Par ailleurs, l’arrêté royal prévoit en son article 147, § 1er, 1°, 2°, 4° et 5°, les prestations visées à l’article 34, 11°, (ci-dessus) de la loi coordonnée. Il s’agit (1°) de soins dispensés par les praticiens de l’art infirmier, (2°) de prestations de kinésithérapie et de logopédie effectuées par les dispensateurs de soins qualifiés, en maisons de repos et de soins et dans les centres de soins de jour, (4°) de l’assistance dans les actes de la vie journalière et tout acte de réactivation et d’intégration sociale, y compris l’ergothérapie, et (5°) les produits et matériel destinés à prévenir les maladies nosocomiales ainsi que certains produits (dont une liste détaillée figure à la disposition).

Pour la Cour de cassation, il résulte de cette disposition que les prestations fournies dans un centre de soins de jour (et qui donnent lieu au forfait fixé à l’arrêté ministériel) sont plus larges que l’aide de tiers au sens des articles 24, 4e alinéa, et 28 de la loi du 10 avril 1971.

Elle poursuit qu’aucune disposition légale n’interdit le cumul de l’indemnité pour l’aide de tiers visée à l’article 24, alinéa 4, et l’octroi du forfait litigieux.

Elle rejette le pourvoi, considérant que l’arrêt de fond, qui a accueilli l’action subrogatoire de l’organisme assureur, n’a violé aucune des dispositions ci-dessus.

Intérêt de la décision

Cet arrêt de la Cour de cassation examine trois dispositions spécifiques, relatives aux soins nécessités par un accident du travail.
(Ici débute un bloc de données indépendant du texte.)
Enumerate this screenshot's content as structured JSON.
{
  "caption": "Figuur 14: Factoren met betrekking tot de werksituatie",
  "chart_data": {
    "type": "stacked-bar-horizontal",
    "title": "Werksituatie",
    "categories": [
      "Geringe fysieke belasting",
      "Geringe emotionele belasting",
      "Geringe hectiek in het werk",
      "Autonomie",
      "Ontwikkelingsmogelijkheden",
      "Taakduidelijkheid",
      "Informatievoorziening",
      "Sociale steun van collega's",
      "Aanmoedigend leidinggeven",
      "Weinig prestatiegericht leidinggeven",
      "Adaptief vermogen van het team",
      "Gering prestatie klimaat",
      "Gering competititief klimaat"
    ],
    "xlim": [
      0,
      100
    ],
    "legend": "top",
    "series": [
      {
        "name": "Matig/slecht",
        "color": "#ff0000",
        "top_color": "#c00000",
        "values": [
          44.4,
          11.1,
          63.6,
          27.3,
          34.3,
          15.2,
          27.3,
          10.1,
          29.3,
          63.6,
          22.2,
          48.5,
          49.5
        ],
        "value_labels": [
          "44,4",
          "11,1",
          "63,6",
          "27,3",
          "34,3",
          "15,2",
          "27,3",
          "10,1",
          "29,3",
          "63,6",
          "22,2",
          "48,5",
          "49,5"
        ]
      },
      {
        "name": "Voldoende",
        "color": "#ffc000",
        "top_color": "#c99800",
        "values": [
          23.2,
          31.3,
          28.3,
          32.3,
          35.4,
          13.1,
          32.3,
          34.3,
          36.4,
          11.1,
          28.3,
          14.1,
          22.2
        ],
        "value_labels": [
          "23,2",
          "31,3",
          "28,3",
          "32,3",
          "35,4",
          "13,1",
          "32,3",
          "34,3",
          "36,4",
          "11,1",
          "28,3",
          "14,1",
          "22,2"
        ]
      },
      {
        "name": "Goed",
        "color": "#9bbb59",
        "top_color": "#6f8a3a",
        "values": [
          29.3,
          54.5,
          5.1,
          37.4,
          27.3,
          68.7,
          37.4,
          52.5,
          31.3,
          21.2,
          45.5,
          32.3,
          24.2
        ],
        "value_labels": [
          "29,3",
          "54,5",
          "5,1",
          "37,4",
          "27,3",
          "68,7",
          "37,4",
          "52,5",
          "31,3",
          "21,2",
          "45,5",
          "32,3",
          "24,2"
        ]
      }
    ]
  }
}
La première est l’article 24, 4e alinéa LAT, qui est relatif à l’aide de tiers. Ce point de la réparation de l’accident du travail a suscité de nombreuses discussions, essentiellement quant à son évaluation. Ces questions sont actuellement réglées, la Cour de cassation ayant dans un arrêt du 23 novembre 2015 (Cass., 23 novembre 2015, n° S.13.0016.N) considéré que si l’indemnité varie en fonction du R.M.M.M.G. à la date de la consolidation, la loi ne fixe cependant aucun critère en ce qui concerne le calcul de cette indemnité complémentaire, laissant au juge le soin d’en fixer le montant à l’intérieur de limites déterminées.
La deuxième est l’article 28 LAT, dont la Cour rappelle dans cet arrêt qu’ils ne se confondent pas avec le bénéfice de l’aide de tiers visée à l’article 24. Il porte sur l’ensemble des soins nécessités par l’accident, c’est-à-dire les soins ayant pu présenter une utilité même si tel n’a pas été le cas (voir à cet égard C. trav. Bruxelles, 31 juillet 2014, R.G. 2012/AB/744) et peuvent exister après la consolidation (voir sur ce point C. trav. Bruxelles, 27 mai 2013, R.G. 2011/AB/795).
Ce dispositif est examiné au regard de la législation AMI, qui prévoit pour les séjours en centre de soins de jour une indemnité spécifique, identifiée dans l’arrêt. Pour la Cour suprême, celle-ci est plus large et ne peut se confondre avec l’article 24, les soins visés dans cette législation étant ceux à caractère préventif et curatif. En conséquence, aucune disposition n’en interdit le cumul. L’action subrogatoire de l’organisme assureur AMI est dès lors autorisée.